Daniel Alves Coutinho, 21, atingido por três disparos, teve morte instantânea. Outros seis internos Jair Correia da Silva, 25, Menegildo Oliveira Teles, 29, Jeferson Rodrigues de Oliveira, 21, José Alexandre da Silva, 25, e Osmir Araújo e Wanderlei Dias dos Santos, 26, ficaram feridos. Esses presos respondem a penas de três a 28 anos de detenção por furto qualificado, latrocínio (roubo seguido de morte) e estelionato.
O diretor da PCE, coronel João Krainski Neto, trabalha com duas versões para o conflito ocorrido no domingo tentativa de rebelião ou briga entre facções criminosas. Para o diretor, um princípio de motim não pode ser descartado, já que o agente penitenciário Ismael Meira foi tomado como refém, no momento em que recolhia os presos da 10ª galeria.
Meira não conseguiu identificar quem o agarrou, pois foi surpreendido pelas costas. Ao se livrar do preso saiu da galeria e, em seguida, começou o tiroteio. Segundo Krainski, a atuação rápida dos policiais militares que fazem a guarda da PCE desde a última rebelião, em junho do ano passado, evitou que o motim tomasse proporções maiores.
Com a situação sob controle, os PMs iniciaram uma operação pente-fino nas celas em busca das armas. Apenas uma pistola calibre 6.35 foi encontrada, mas há suspeita de que outras armas de fogo continuem de posse dos internos. Os funcionários do presídio afirmaram ter ouvido, pelo menos, 14 disparos e a arma apreendida tinha 11 cápsulas intactas. A pistola estava com Jair Correia da Silva, um dos presos feridos.
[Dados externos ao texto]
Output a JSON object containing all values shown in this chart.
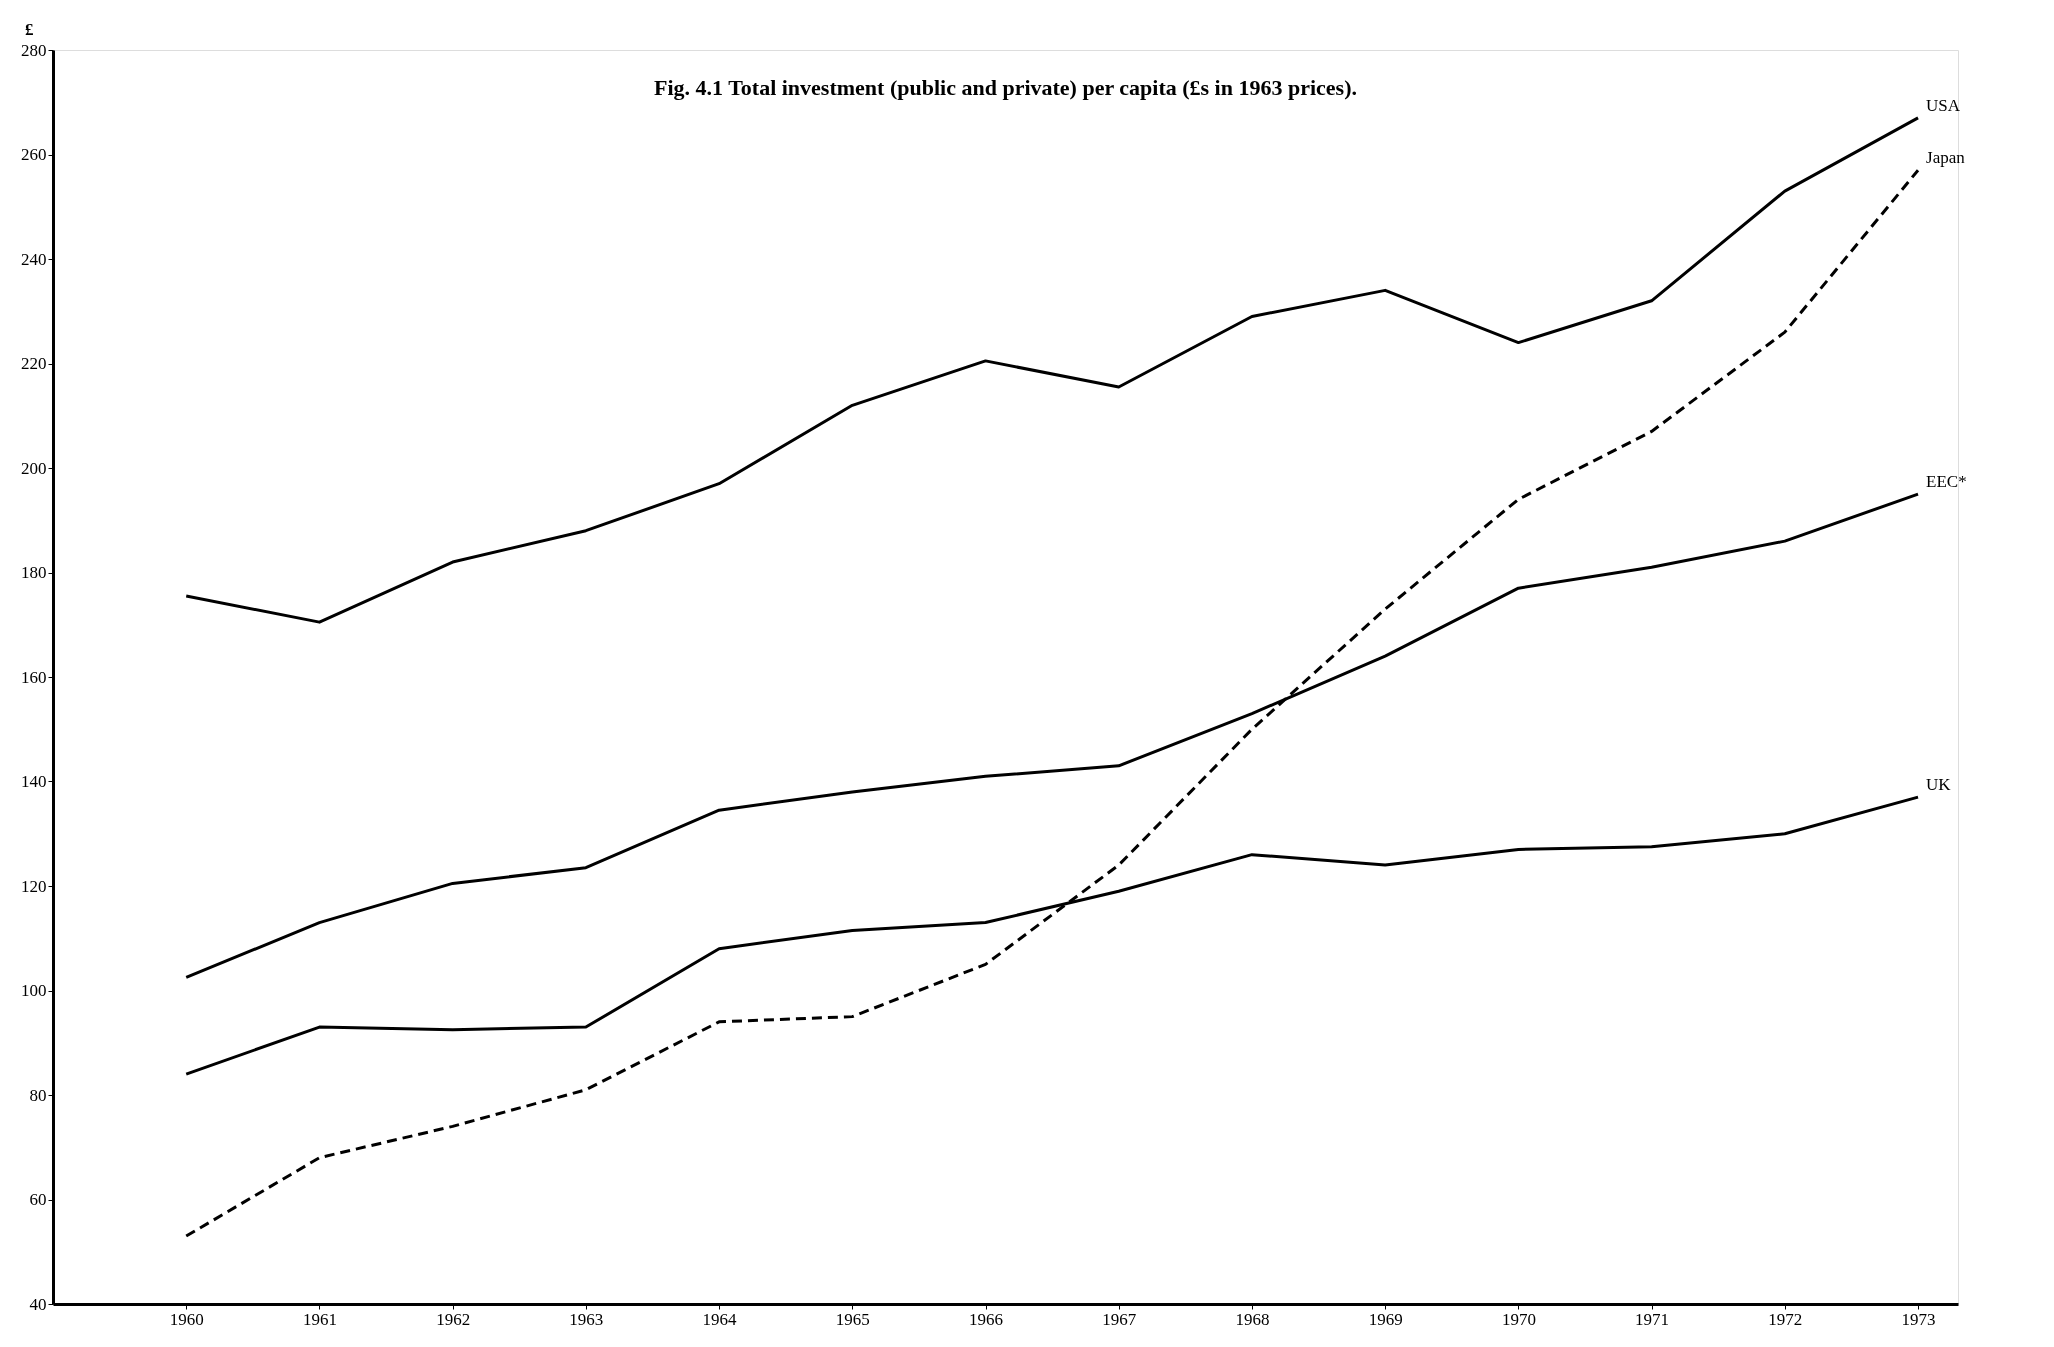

Krainski informou que durante a revista foram encontrados dois telefones celulares, vários estoques (espécie de faca de fabricação caseira) e pequenos embrulhos de maconha. Como as armas entraram na PCE, quem começou o tiroteio e as razões do conflito só serão apurados durante as investigações. Suspeita-se de que as armas e celulares sejam remanescentes do motim do ano passado, que durou seis dias e deixou um saldo de três presos e um agente penitenciário mortos.